L’anima dualistica del film – forse causata proprio dall’alternanza di due squadre creative diverse – si rivela però nella definizione dei conflitti. La stesura finale di Rudd e McKay non riesce ad approfondire il substrato emotivo della trama, quello che guida le azioni di Scott Lang e Hank Pym attraverso un doppio percorso di redenzione, volto a espiare le proprie colpe nei confronti delle due figlie: questi rapporti interpersonali, insieme alla minaccia rappresentata da Darren Cross, non hanno abbastanza complessità per smarcarsi dai soliti cliché, e tendono a replicare alcuni modelli già ampiamente collaudati. Anche per queste ragioni, a tratti si avverte la sensazione di assistere a un cinecomic “minore” rispetto agli altri prodotti dei Marvel Studios, ma le ombre della sceneggiatura ritrovano colore grazie all’affiatamento del cast. I tempi comici di Paul Rudd, Michael Douglas e Michael Peña sono impeccabili, mentre Corey Stoll valorizza un cattivo monodimensionale con una performance venata di hybris e sottile follia.

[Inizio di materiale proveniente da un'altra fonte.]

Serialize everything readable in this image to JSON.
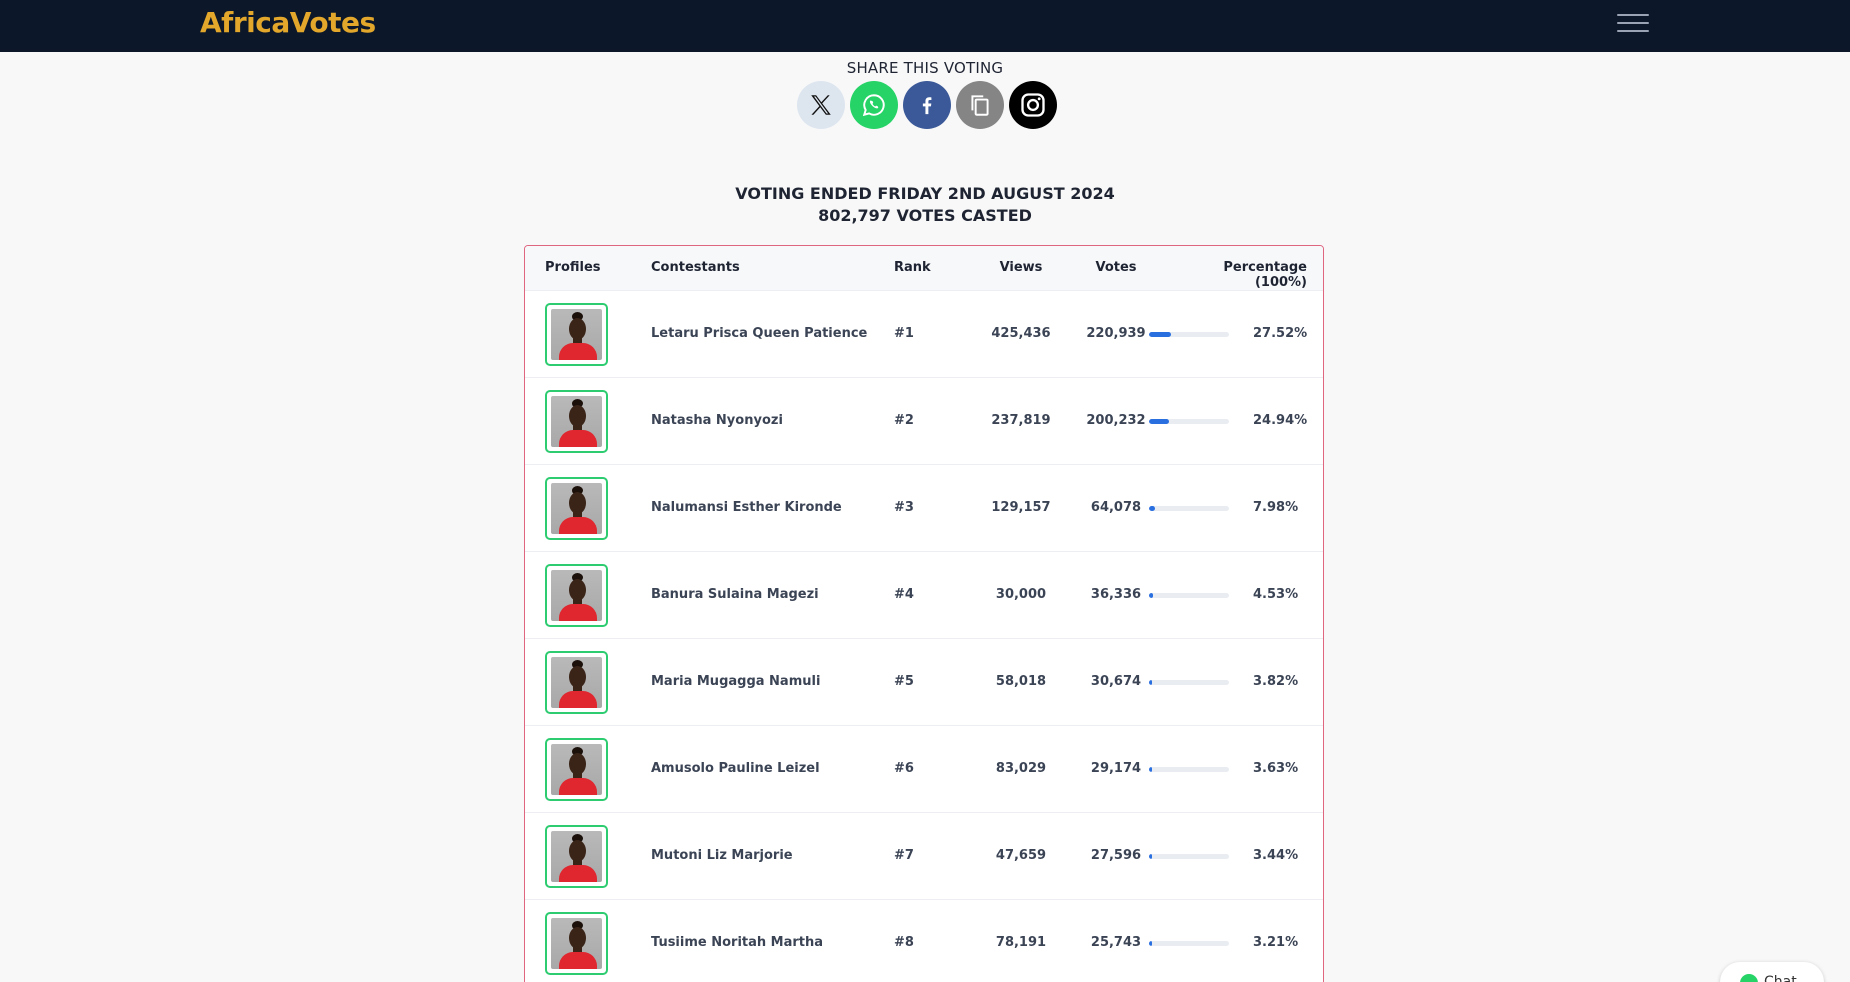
{
  "navbar": {
    "brand": "AfricaVotes",
    "menu_icon": "hamburger-menu-icon"
  },
  "share": {
    "title": "SHARE THIS VOTING",
    "buttons": [
      {
        "name": "x-share-button",
        "icon": "x-logo-icon",
        "color": "#dde5ef"
      },
      {
        "name": "whatsapp-share-button",
        "icon": "whatsapp-icon",
        "color": "#25d366"
      },
      {
        "name": "facebook-share-button",
        "icon": "facebook-icon",
        "color": "#3b5998"
      },
      {
        "name": "copy-link-button",
        "icon": "copy-icon",
        "color": "#858585"
      },
      {
        "name": "instagram-share-button",
        "icon": "instagram-icon",
        "color": "#000000"
      }
    ]
  },
  "status": {
    "ended": "VOTING ENDED FRIDAY 2ND AUGUST 2024",
    "total": "802,797 VOTES CASTED"
  },
  "table": {
    "headers": {
      "profiles": "Profiles",
      "contestants": "Contestants",
      "rank": "Rank",
      "views": "Views",
      "votes": "Votes",
      "percentage": "Percentage (100%)"
    },
    "rows": [
      {
        "name": "Letaru Prisca Queen Patience",
        "rank": "#1",
        "views": "425,436",
        "votes": "220,939",
        "pct": "27.52%",
        "bar_percent": 27.52
      },
      {
        "name": "Natasha Nyonyozi",
        "rank": "#2",
        "views": "237,819",
        "votes": "200,232",
        "pct": "24.94%",
        "bar_percent": 24.94
      },
      {
        "name": "Nalumansi Esther Kironde",
        "rank": "#3",
        "views": "129,157",
        "votes": "64,078",
        "pct": "7.98%",
        "bar_percent": 7.98
      },
      {
        "name": "Banura Sulaina Magezi",
        "rank": "#4",
        "views": "30,000",
        "votes": "36,336",
        "pct": "4.53%",
        "bar_percent": 4.53
      },
      {
        "name": "Maria Mugagga Namuli",
        "rank": "#5",
        "views": "58,018",
        "votes": "30,674",
        "pct": "3.82%",
        "bar_percent": 3.82
      },
      {
        "name": "Amusolo Pauline Leizel",
        "rank": "#6",
        "views": "83,029",
        "votes": "29,174",
        "pct": "3.63%",
        "bar_percent": 3.63
      },
      {
        "name": "Mutoni Liz Marjorie",
        "rank": "#7",
        "views": "47,659",
        "votes": "27,596",
        "pct": "3.44%",
        "bar_percent": 3.44
      },
      {
        "name": "Tusiime Noritah Martha",
        "rank": "#8",
        "views": "78,191",
        "votes": "25,743",
        "pct": "3.21%",
        "bar_percent": 3.21
      }
    ]
  },
  "chat": {
    "label": "Chat",
    "icon": "whatsapp-icon"
  },
  "colors": {
    "navbar": "#0c1729",
    "brand": "#e2a72b",
    "accent": "#2a6fe0",
    "photo_border": "#2ecc71",
    "card_border": "#e06680"
  }
}
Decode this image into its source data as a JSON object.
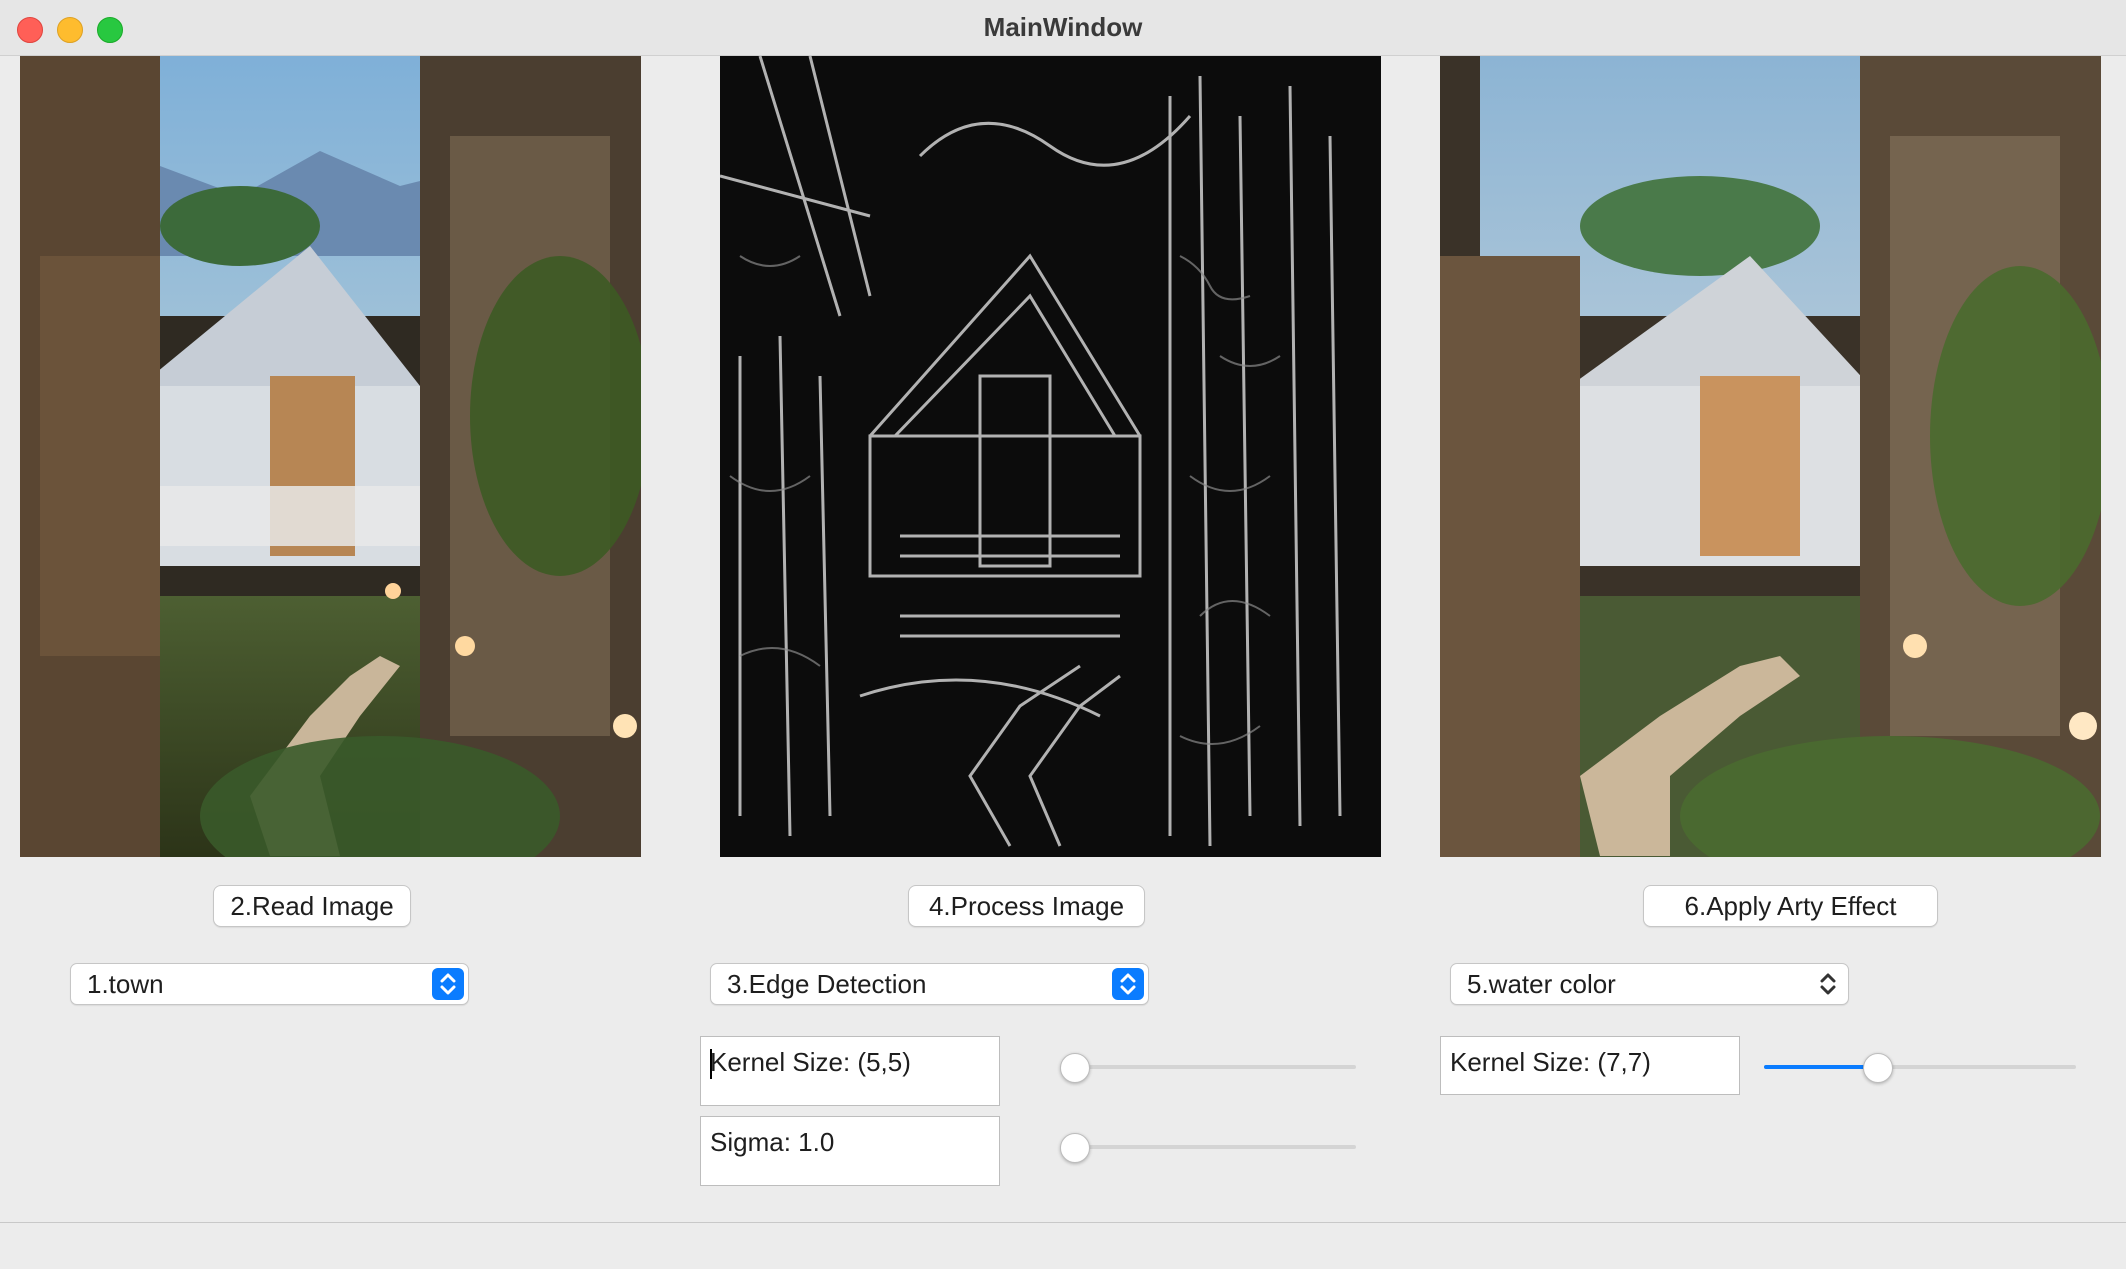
{
  "window": {
    "title": "MainWindow"
  },
  "images": {
    "original": "town photo (path, tent house, stone walls)",
    "edges": "edge detection result",
    "arty": "water color effect result"
  },
  "buttons": {
    "read": "2.Read Image",
    "process": "4.Process Image",
    "arty": "6.Apply Arty Effect"
  },
  "selects": {
    "image": "1.town",
    "process": "3.Edge Detection",
    "effect": "5.water color"
  },
  "params": {
    "kernel_label": "Kernel Size: (5,5)",
    "sigma_label": "Sigma: 1.0",
    "arty_kernel_label": "Kernel Size: (7,7)",
    "kernel_slider": 0.0,
    "sigma_slider": 0.0,
    "arty_kernel_slider": 0.35
  },
  "colors": {
    "accent": "#0a7cff"
  }
}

Blockbuster onesto e divertente, Ant-Man ha certamente il merito di chiudere la Fase 2 con toni più pacati, ma non per questo meno efficaci sul piano dell’intrattenimento e dello spettacolo visivo. La Fase 3 prende slancio da qui, e le due imperdibili scene dopo i titoli di coda gettano le basi per le prossime evoluzioni dell’Universo Marvel, fornendoci qualche indizio su ciò che vedremo in seguito (non alzatevi prima della fine, e occhio agli easter egg: c’è anche un riferimento a un personaggio molto atteso). Speriamo solo che i mondi microscopici di questo supereroe siano d’ispirazione per un approccio stilistico più creativo e meno gratuitamente distruttivo, poiché i cinecomic del futuro – poco importa che siano targati Marvel o Distinta Concorrenza – ne avrebbero soltanto da guadagnarci.

Ant-Man, ultimo film della Fase 2 dei Marvel Studios, è uscito negli Stati Uniti lo scorso 17 luglio, mentre in Italia arriverà il 12 agosto. Per maggiori informazioni potete consultare le nostre news dal blog o la pagina Facebook del film.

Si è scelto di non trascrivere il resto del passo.